State estimation of nonlinear dynamical systems by an asymptotic method (Q1282555)

Consider the finite-dimensional dynamic system with noises \[ {dx(t)\over dt}= f(x(t), t)+ G(x(t),t) w(t) \] with initial conditions \(E[x(0)]= \widehat x_0\), \(\text{Cov}[x(0)]= V_0\). The output signal is measured, \[ y(t)= m(x(t), t)+ n(t),\quad t\in [0,t_N]. \] The components \(w_j(t)\), \(j= 1,\dots, p\), and \(n_i(t)\), \(i= 1,\dots, r\) of noises are stationary stochastic processes with arbitrary probability distribution laws. The estimation problem of the phase vector \(x(t)\) is solved.
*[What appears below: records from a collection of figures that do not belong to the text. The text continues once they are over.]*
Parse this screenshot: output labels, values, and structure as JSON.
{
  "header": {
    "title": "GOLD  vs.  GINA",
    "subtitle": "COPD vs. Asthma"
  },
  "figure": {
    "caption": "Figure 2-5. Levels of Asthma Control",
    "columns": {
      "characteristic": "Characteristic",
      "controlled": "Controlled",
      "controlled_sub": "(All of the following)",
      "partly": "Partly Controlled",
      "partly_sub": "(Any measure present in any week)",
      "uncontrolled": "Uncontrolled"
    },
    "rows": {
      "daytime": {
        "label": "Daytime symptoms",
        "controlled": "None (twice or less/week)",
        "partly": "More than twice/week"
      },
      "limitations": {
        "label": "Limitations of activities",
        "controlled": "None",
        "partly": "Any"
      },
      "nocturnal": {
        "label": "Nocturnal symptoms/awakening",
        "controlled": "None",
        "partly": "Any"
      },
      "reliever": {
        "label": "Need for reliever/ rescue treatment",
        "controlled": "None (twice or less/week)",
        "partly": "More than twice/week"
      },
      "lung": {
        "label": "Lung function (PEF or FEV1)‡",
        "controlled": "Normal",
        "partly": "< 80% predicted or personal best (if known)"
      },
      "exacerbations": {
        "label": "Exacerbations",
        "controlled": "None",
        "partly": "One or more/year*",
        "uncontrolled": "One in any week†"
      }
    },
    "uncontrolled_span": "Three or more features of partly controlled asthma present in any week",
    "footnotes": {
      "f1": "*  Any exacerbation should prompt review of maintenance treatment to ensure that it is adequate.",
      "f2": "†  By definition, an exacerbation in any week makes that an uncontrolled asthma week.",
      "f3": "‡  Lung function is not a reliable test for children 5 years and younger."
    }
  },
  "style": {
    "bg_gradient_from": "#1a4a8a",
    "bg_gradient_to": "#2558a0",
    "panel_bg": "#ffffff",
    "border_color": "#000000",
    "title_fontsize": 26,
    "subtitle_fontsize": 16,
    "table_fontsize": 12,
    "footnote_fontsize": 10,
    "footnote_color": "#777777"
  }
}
By the Fourier series expansion of covariance functions of the processes \(w_j(t)\) and \(n_i(t)\) and by an asymptotic method of analyses of differential equations with small parameters, an estimation algorithm with minimum variance of the estimation error is obtained. As an example, the problem of determining the value of the heat flow with the help of the battery heat flow meter is investigated. The numerical results show that the proposed algorithm yields unbiased consistent estimators that have a rapid rate of convergence and a variance of estimation error that is less than in the recursive least square method and in the Kalman filter.